Many Democrats have disagreed, calling Mr. Trump’s handling of the U.S. response illegal.

The administration has given varying justifications.

One official said the strike, which happened while Soleimani was in Iraq, was legal under the 2002 authorization for use of military force to oust Saddam Hussein from Iraq. Vice President Mike Pence also suggested the 2001 AUMF granting permission to combat al Qaeda and global terrorism justified the strike.

Yet the argument gaining the most traction is that a president has inherent powers to defend the U.S. against someone plotting against Americans.

Former Obama administration Homeland Security Secretary Jeh Johnson, also once the top lawyer for the Pentagon, said the president acted lawfully.

“If you believe everything that our government is saying about General Soleimani, he was a lawful military objective, and the president, under his constitutional authority as commander in chief, had ample domestic legal authority to take him out without an additional congressional authorization,” Mr.
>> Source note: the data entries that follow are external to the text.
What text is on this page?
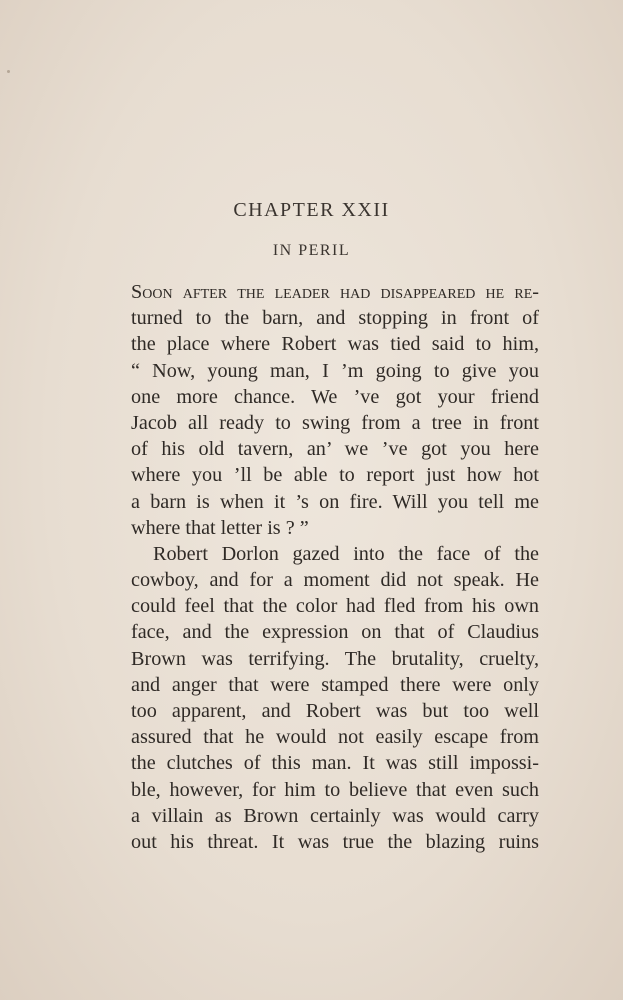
CHAPTER XXII
IN PERIL
Soon after the leader had disappeared he re-
turned to the barn, and stopping in front of
the place where Robert was tied said to him,
“ Now, young man, I ’m going to give you
one more chance. We ’ve got your friend
Jacob all ready to swing from a tree in front
of his old tavern, an’ we ’ve got you here
where you ’ll be able to report just how hot
a barn is when it ’s on fire. Will you tell me
where that letter is ? ”
Robert Dorlon gazed into the face of the
cowboy, and for a moment did not speak. He
could feel that the color had fled from his own
face, and the expression on that of Claudius
Brown was terrifying. The brutality, cruelty,
and anger that were stamped there were only
too apparent, and Robert was but too well
assured that he would not easily escape from
the clutches of this man. It was still impossi-
ble, however, for him to believe that even such
a villain as Brown certainly was would carry
out his threat. It was true the blazing ruins
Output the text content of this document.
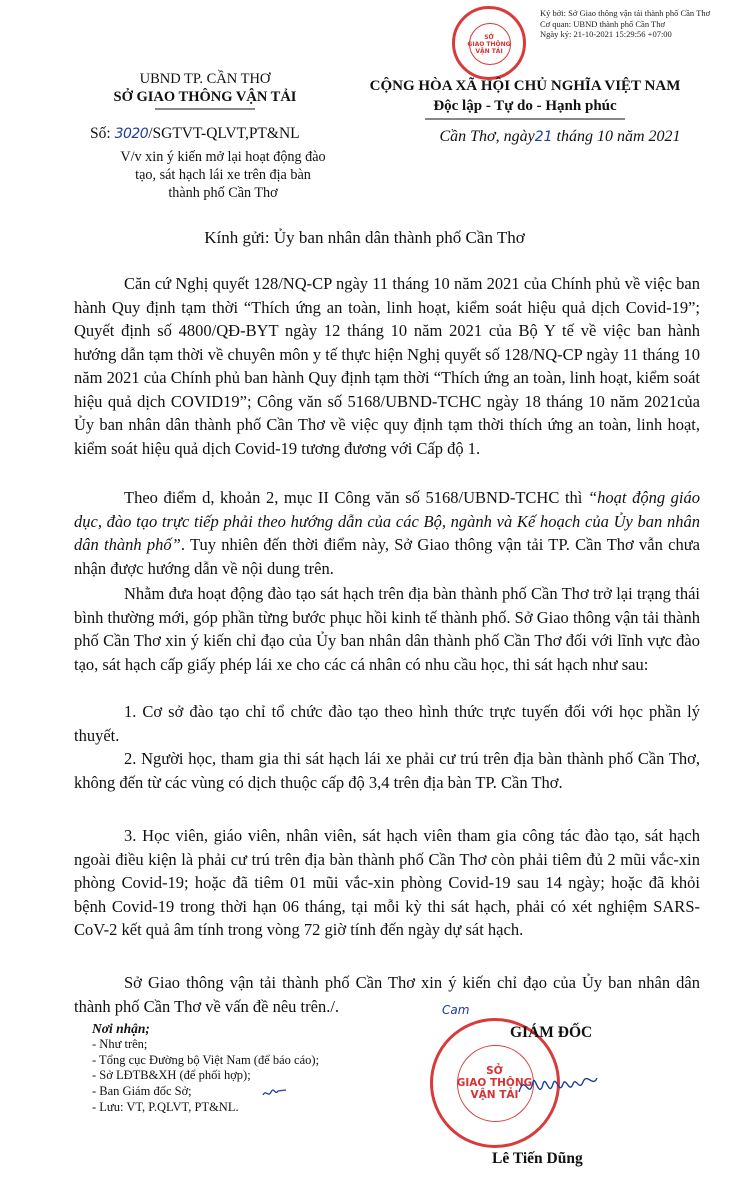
Ký bởi: Sở Giao thông vận tải thành phố Cần Thơ
Cơ quan: UBND thành phố Cần Thơ
Ngày ký: 21-10-2021 15:29:56 +07:00
SỞ
GIAO THÔNG
VẬN TẢI
UBND TP. CẦN THƠ
SỞ GIAO THÔNG VẬN TẢI
CỘNG HÒA XÃ HỘI CHỦ NGHĨA VIỆT NAM
Độc lập - Tự do - Hạnh phúc
Số: 3020/SGTVT-QLVT,PT&NL
V/v xin ý kiến mở lại hoạt động đào
tạo, sát hạch lái xe trên địa bàn
thành phố Cần Thơ
Cần Thơ, ngày21 tháng 10 năm 2021
Kính gửi: Ủy ban nhân dân thành phố Cần Thơ
Căn cứ Nghị quyết 128/NQ-CP ngày 11 tháng 10 năm 2021 của Chính phủ về việc ban hành Quy định tạm thời “Thích ứng an toàn, linh hoạt, kiểm soát hiệu quả dịch Covid-19”; Quyết định số 4800/QĐ-BYT ngày 12 tháng 10 năm 2021 của Bộ Y tế về việc ban hành hướng dẫn tạm thời về chuyên môn y tế thực hiện Nghị quyết số 128/NQ-CP ngày 11 tháng 10 năm 2021 của Chính phủ ban hành Quy định tạm thời “Thích ứng an toàn, linh hoạt, kiểm soát hiệu quả dịch COVID19”; Công văn số 5168/UBND-TCHC ngày 18 tháng 10 năm 2021của Ủy ban nhân dân thành phố Cần Thơ về việc quy định tạm thời thích ứng an toàn, linh hoạt, kiểm soát hiệu quả dịch Covid-19 tương đương với Cấp độ 1.
Theo điểm d, khoản 2, mục II Công văn số 5168/UBND-TCHC thì “hoạt động giáo dục, đào tạo trực tiếp phải theo hướng dẫn của các Bộ, ngành và Kế hoạch của Ủy ban nhân dân thành phố”. Tuy nhiên đến thời điểm này, Sở Giao thông vận tải TP. Cần Thơ vẫn chưa nhận được hướng dẫn về nội dung trên.
Nhằm đưa hoạt động đào tạo sát hạch trên địa bàn thành phố Cần Thơ trở lại trạng thái bình thường mới, góp phần từng bước phục hồi kinh tế thành phố. Sở Giao thông vận tải thành phố Cần Thơ xin ý kiến chỉ đạo của Ủy ban nhân dân thành phố Cần Thơ đối với lĩnh vực đào tạo, sát hạch cấp giấy phép lái xe cho các cá nhân có nhu cầu học, thi sát hạch như sau:
1. Cơ sở đào tạo chỉ tổ chức đào tạo theo hình thức trực tuyến đối với học phần lý thuyết.
2. Người học, tham gia thi sát hạch lái xe phải cư trú trên địa bàn thành phố Cần Thơ, không đến từ các vùng có dịch thuộc cấp độ 3,4 trên địa bàn TP. Cần Thơ.
3. Học viên, giáo viên, nhân viên, sát hạch viên tham gia công tác đào tạo, sát hạch ngoài điều kiện là phải cư trú trên địa bàn thành phố Cần Thơ còn phải tiêm đủ 2 mũi vắc-xin phòng Covid-19; hoặc đã tiêm 01 mũi vắc-xin phòng Covid-19 sau 14 ngày; hoặc đã khỏi bệnh Covid-19 trong thời hạn 06 tháng, tại mỗi kỳ thi sát hạch, phải có xét nghiệm SARS-CoV-2 kết quả âm tính trong vòng 72 giờ tính đến ngày dự sát hạch.
Sở Giao thông vận tải thành phố Cần Thơ xin ý kiến chỉ đạo của Ủy ban nhân dân thành phố Cần Thơ về vấn đề nêu trên./.	Cam
Nơi nhận;
- Như trên;
- Tổng cục Đường bộ Việt Nam (để báo cáo);
- Sở LĐTB&XH (để phối hợp);
- Ban Giám đốc Sở;
- Lưu: VT, P.QLVT, PT&NL.
SỞ
GIAO THÔNG
VẬN TẢI
GIÁM ĐỐC
Lê Tiến Dũng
Johnson said.

“Whether he was a terrorist or a general in a military force that was engaged in armed attacks against our people, he was a lawful military objective,” Mr. Johnson added.

Mr. Trump detailed his reasons in his official notification to Congress over the weekend of the strike — a notification made to comply with the 1973 War Powers Resolution. But the president marked the notification classified, shielding it from public view.

Top officials will brief Congress on the attack this week, but Democrats say the justifications must be made public. They also want assurances the administration is prepared for Iranian retaliation.

“The American people need clarity that the Trump administration has a plan — not just a tweet, a plan — to keep our troops, our nation, and our people safe,” Mr. Schumer said.

Senate Majority Leader Mitch McConnell, Kentucky Republican, said Democrats’ carping was unseemly.

“Must Democrats’ distaste for this president dominate every thought they express and every decision they make? Is that really the seriousness that this situation deserves?” he asked rhetorically.